Secondo quanto evidenziato, come in molti altri settori di punta del Made in Italy, anche per il settore della nautica in Italia è cruciale il ruolo dei distretti di specializzazione, in particolare quelli dell’Alto Tirreno (da Genova a Livorno), dell’Alto Adriatico (da Trieste ad Ancona) e della Lombardia, territori dove la stretta connessione tra produttori e fornitori (terzisti, progettisti, componentisti, allestitori) consente di valorizzare al massimo i punti di forza della filiera nautica.
Settore nautico dell’Italia, le sfide future
Ma quali sono le sfide future? Nella speranza di superare la crisi pandemica nei prossimi mesi, la nautica italiana dovrà fare i conti con i grandi trend settoriali, legati, da un lato, ai cambiamenti nelle preferenze dei potenziali acquirenti e alla loro provenienza geografica e, dall’altro, ai percorsi di innovazione. Le leve per un business vincente sono rappresentate da innovazione, internazionalizzazione e attenzione alla filiera.

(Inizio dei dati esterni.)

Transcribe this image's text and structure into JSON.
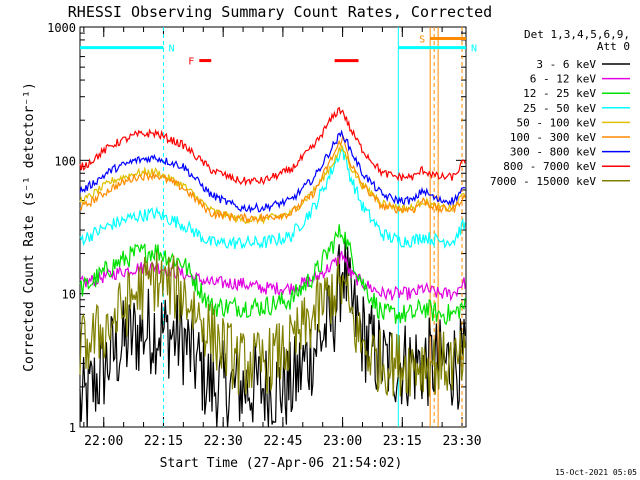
{
  "chart_data": {
    "type": "line",
    "title": "RHESSI Observing Summary Count Rates, Corrected",
    "xlabel": "Start Time (27-Apr-06 21:54:02)",
    "ylabel": "Corrected Count Rate (s⁻¹ detector⁻¹)",
    "y_scale": "log",
    "ylim": [
      1,
      1000
    ],
    "y_ticks": [
      {
        "value": 1,
        "label": "1"
      },
      {
        "value": 10,
        "label": "10"
      },
      {
        "value": 100,
        "label": "100"
      },
      {
        "value": 1000,
        "label": "1000"
      }
    ],
    "xlim": [
      "21:54:02",
      "23:31:00"
    ],
    "x_ticks": [
      {
        "time": "22:00",
        "label": "22:00"
      },
      {
        "time": "22:15",
        "label": "22:15"
      },
      {
        "time": "22:30",
        "label": "22:30"
      },
      {
        "time": "22:45",
        "label": "22:45"
      },
      {
        "time": "23:00",
        "label": "23:00"
      },
      {
        "time": "23:15",
        "label": "23:15"
      },
      {
        "time": "23:30",
        "label": "23:30"
      }
    ],
    "grid": false,
    "legend_title": [
      "Det 1,3,4,5,6,9,",
      "Att 0"
    ],
    "legend_placement": "right",
    "footer": "15-Oct-2021 05:05",
    "x": [
      "21:55",
      "22:02",
      "22:08",
      "22:13",
      "22:20",
      "22:27",
      "22:34",
      "22:40",
      "22:47",
      "22:53",
      "22:57",
      "22:59",
      "23:00",
      "23:02",
      "23:05",
      "23:10",
      "23:14",
      "23:18",
      "23:20",
      "23:24",
      "23:28",
      "23:30"
    ],
    "series": [
      {
        "name": "3 - 6 keV",
        "color": "#000000",
        "values": [
          1.5,
          3.5,
          5,
          5.5,
          4.5,
          2,
          2,
          2,
          2,
          4,
          6,
          10,
          18,
          8,
          5,
          3,
          3,
          3,
          3,
          3,
          3,
          3
        ]
      },
      {
        "name": "6 - 12 keV",
        "color": "#e000e0",
        "values": [
          12,
          14,
          15.5,
          16,
          14,
          12,
          12,
          11,
          11,
          13,
          16,
          18,
          20,
          14,
          12,
          10,
          10,
          10,
          11,
          10,
          10,
          12
        ]
      },
      {
        "name": "12 - 25 keV",
        "color": "#00e000",
        "values": [
          11,
          16,
          20,
          21,
          17,
          8,
          8,
          8,
          9,
          14,
          22,
          28,
          30,
          20,
          12,
          7,
          7,
          7,
          8,
          7,
          7,
          8
        ]
      },
      {
        "name": "25 - 50 keV",
        "color": "#00ffff",
        "values": [
          26,
          33,
          38,
          40,
          33,
          24,
          24,
          24,
          27,
          45,
          80,
          110,
          120,
          75,
          45,
          28,
          25,
          25,
          27,
          25,
          25,
          32
        ]
      },
      {
        "name": "50 - 100 keV",
        "color": "#e0c000",
        "values": [
          50,
          70,
          80,
          82,
          65,
          42,
          36,
          36,
          40,
          60,
          90,
          115,
          125,
          90,
          65,
          48,
          44,
          44,
          50,
          44,
          44,
          55
        ]
      },
      {
        "name": "100 - 300 keV",
        "color": "#ff8c00",
        "values": [
          45,
          62,
          75,
          78,
          62,
          40,
          37,
          37,
          40,
          58,
          100,
          130,
          150,
          95,
          65,
          45,
          43,
          43,
          50,
          43,
          43,
          52
        ]
      },
      {
        "name": "300 - 800 keV",
        "color": "#0000ff",
        "values": [
          60,
          85,
          100,
          105,
          90,
          55,
          44,
          44,
          50,
          75,
          120,
          150,
          160,
          120,
          80,
          55,
          50,
          50,
          60,
          50,
          50,
          60
        ]
      },
      {
        "name": "800 - 7000 keV",
        "color": "#ff0000",
        "values": [
          90,
          130,
          155,
          160,
          130,
          85,
          70,
          70,
          85,
          130,
          200,
          240,
          235,
          170,
          120,
          80,
          75,
          75,
          85,
          75,
          75,
          95
        ]
      },
      {
        "name": "7000 - 15000 keV",
        "color": "#808000",
        "values": [
          4,
          6,
          10,
          13,
          10,
          5,
          3,
          3,
          4,
          7,
          10,
          11,
          12,
          7,
          4,
          3,
          3,
          3,
          3,
          3,
          3,
          3
        ]
      }
    ],
    "annotations": [
      {
        "label": "N",
        "color": "#00ffff",
        "type": "night",
        "x_start": "21:54",
        "x_end": "22:15",
        "y": 700
      },
      {
        "label": "N",
        "color": "#00ffff",
        "type": "night",
        "x_start": "23:14",
        "x_end": "23:31",
        "y": 700
      },
      {
        "label": "F",
        "color": "#ff0000",
        "type": "flare",
        "x_start": "22:24",
        "x_end": "22:27",
        "y": 560
      },
      {
        "label": "",
        "color": "#ff0000",
        "type": "flare",
        "x_start": "22:58",
        "x_end": "23:04",
        "y": 560
      },
      {
        "label": "S",
        "color": "#ff8c00",
        "type": "saa",
        "x_start": "23:22",
        "x_end": "23:31",
        "y": 820
      }
    ],
    "vertical_markers": [
      {
        "time": "22:15",
        "color": "#00ffff",
        "style": "dashed"
      },
      {
        "time": "23:14",
        "color": "#00ffff",
        "style": "solid"
      },
      {
        "time": "23:22",
        "color": "#ff8c00",
        "style": "solid"
      },
      {
        "time": "23:23",
        "color": "#ff8c00",
        "style": "dashed"
      },
      {
        "time": "23:24",
        "color": "#ff8c00",
        "style": "solid"
      },
      {
        "time": "23:30",
        "color": "#ff8c00",
        "style": "dashed"
      }
    ]
  }
}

Un crescente interesse degli italiani per le vacanze in barca evidenzia un possibile diverso approccio alla fruizione del mare. Nel corso del 2020 i dati di Google Trends hanno fatto segnare il record storico per questo tipo di ricerche su internet, con una crescita del 40% rispetto al 2019 e che non accenna a diminuire anche nei primi mesi del 2021. Un piccolo segnale, forse non significativo allo stesso modo per tutti i tipi di imbarcazioni, ma che si inserisce nel solco dei paradigmi della sharing economy, con una maggior preferenza per la fruizione effettiva del bene piuttosto che per il suo possesso, in particolare per beni dall’elevato valore monetario.
Ma non c’è dubbio sul fatto che le sfide principali con gli altri player mondiali si giocheranno sui mercati internazionali. La grande sfida sarà, in particolare, intercettare una domanda potenziale che è molto segmentata a livello economico-sociale. In base a quanto sottolineato, i dati di commercio internazionale relativi alla nautica non consentono, complice il peso dei Paesi con vantaggi fiscali per iscrizione e immatricolazione dei natanti e la non necessaria coincidenza tra nazione importatrice e nazionalità dell’acquirente, questo tipo di identificazione geografica dei mercati, che si ricava invece in modo indiretto. Come? Verificando ad esempio le destinazioni di altri beni con forte connotazione di status sociale e a elevato valore unitario, come le automobili di lusso o le antichità d’arte, che hanno una maggior aderenza tra nazione importatrice e acquirente. Oppure, in un’ottica più di medio periodo, considerando il ruolo svolto dalla formazione culturale nello sviluppo dei gusti e delle aspirazioni delle classi sociali mondiali a più alto reddito: in questo senso, la nazionalità degli studenti iscritti ai master delle più prestigiose università Europee e del Nord America. In tutti questi casi, oltre ai mercati tradizionali, appare evidente il crescente ruolo dei Paesi del Medio Oriente e dell’Estremo Oriente, all’interno dei quali, integrando le informazioni sui grandi patrimoni individuali (più o meno distorte da effetti fiscali e dalla volatilità dei patrimoni azionari) è possibile identificare potenziali bacini di futuri acquirenti.
Sarà poi cruciale, considerando le forti radici industriali del settore, riuscire a mantenere un ruolo di primo piano nelle traiettorie di sviluppo e innovazione. Guardando il numero dei brevetti relativi ai materiali per gli scafi e ai motori marini, l’Italia risulta essere il nono Paese mondiale, in ritardo rispetto ai maggiori concorrenti, europei e non (Stati Uniti, Olanda, Germania e Francia). Un ulteriore sforzo per affermare in modo riconoscibile e oggettivo, attraverso i brevetti, il costante lavoro di innovazione svolto dalle imprese italiane potrebbe rafforzarne la centralità sui mercati mondiali, dove già oggi sono ai vertici per design e personalizzazione.